The Uzes, another Turkic steppe people, eventually expelled the Pechenegs from their homeland; in the process, they also seized most of their livestock and other goods.
The Pechenegs were so successful that they drove out the Magyars remaining in Etelköz and the Pontic steppes, forcing them westward towards the Pannonian plain, where they later founded the Hungarian state.
Although an important factor in the region at the time, like most nomadic tribes their concept of statecraft failed to go beyond random attacks on neighbours and spells as mercenaries for other powers.

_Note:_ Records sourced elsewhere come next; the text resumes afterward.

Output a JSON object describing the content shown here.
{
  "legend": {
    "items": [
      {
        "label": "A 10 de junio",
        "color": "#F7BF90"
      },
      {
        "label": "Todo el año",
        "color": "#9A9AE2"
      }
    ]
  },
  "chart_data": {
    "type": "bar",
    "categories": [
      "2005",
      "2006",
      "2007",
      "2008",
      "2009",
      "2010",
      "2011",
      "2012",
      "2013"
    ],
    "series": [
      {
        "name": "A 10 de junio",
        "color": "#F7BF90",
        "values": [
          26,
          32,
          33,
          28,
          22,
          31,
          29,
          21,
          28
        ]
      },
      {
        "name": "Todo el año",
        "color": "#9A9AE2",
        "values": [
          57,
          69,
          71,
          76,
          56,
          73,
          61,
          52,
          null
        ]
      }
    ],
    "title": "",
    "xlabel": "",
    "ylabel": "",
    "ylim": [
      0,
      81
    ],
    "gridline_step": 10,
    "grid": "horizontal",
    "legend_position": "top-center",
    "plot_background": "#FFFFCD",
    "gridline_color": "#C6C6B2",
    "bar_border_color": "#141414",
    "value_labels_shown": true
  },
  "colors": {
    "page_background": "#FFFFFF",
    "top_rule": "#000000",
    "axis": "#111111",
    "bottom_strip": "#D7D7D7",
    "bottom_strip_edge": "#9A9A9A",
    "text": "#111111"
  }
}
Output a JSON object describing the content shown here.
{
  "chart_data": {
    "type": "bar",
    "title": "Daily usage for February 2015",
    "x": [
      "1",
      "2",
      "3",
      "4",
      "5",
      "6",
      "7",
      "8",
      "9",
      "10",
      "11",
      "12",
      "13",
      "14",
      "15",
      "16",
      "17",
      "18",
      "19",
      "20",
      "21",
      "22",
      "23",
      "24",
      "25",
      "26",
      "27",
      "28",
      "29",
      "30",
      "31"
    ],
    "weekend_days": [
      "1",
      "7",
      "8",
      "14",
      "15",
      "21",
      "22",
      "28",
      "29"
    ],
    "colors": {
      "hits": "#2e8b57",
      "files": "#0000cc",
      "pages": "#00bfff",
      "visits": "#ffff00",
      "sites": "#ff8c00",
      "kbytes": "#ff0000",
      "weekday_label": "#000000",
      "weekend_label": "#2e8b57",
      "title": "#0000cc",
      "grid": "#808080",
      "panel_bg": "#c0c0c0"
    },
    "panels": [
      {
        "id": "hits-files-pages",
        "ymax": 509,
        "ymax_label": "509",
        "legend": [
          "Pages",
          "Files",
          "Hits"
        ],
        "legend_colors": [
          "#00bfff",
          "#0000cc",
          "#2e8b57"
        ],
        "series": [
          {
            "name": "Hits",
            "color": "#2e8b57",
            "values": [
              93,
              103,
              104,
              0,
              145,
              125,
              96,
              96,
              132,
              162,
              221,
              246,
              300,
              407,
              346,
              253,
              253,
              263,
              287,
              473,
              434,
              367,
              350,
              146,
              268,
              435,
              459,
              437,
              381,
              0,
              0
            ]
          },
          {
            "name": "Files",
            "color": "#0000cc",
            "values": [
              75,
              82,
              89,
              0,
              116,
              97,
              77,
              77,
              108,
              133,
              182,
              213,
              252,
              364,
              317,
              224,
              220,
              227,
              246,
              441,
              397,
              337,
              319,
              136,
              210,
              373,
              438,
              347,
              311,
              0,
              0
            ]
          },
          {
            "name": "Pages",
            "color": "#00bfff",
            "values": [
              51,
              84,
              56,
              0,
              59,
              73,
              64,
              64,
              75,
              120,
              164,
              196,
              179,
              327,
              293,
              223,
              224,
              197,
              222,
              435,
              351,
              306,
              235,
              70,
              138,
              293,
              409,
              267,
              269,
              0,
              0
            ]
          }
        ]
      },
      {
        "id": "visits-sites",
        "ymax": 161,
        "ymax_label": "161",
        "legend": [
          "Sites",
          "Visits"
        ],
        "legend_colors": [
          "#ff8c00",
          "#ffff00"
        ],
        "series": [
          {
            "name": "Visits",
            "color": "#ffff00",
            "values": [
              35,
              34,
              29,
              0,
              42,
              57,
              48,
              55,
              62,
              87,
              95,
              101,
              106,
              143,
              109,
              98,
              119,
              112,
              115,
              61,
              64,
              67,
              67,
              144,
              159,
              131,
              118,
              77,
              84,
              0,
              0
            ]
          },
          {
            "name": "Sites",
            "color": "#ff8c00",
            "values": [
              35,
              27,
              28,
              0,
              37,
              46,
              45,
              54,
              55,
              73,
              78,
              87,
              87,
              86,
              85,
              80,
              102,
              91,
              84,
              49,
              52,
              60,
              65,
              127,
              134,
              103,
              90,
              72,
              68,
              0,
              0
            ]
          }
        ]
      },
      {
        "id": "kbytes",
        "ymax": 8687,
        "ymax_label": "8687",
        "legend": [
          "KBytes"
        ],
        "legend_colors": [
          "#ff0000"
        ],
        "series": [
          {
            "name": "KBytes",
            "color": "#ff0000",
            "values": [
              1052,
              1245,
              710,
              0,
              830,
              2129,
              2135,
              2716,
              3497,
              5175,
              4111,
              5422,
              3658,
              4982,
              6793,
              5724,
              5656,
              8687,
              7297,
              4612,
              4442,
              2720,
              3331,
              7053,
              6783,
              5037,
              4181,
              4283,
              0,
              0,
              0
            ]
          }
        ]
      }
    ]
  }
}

The Pecheneg wars against Kievan Rus' caused the Slavs from Walachian territories to gradually migrate north of the Dniestr in the 10th and 11th centuries.
According to Mykhailo Hrushevsky (History of Ukraine-Ruthenia), after its defeat near Kiev the Pecheneg Horde moved towards the Danube, crossed the river, and disappeared out of the Pontic steppes.
In 15th-century Hungary, some people adopted the surname Besenyö (Hungarian for "Pecheneg");[citation needed] they were most numerous in the county of Tolna.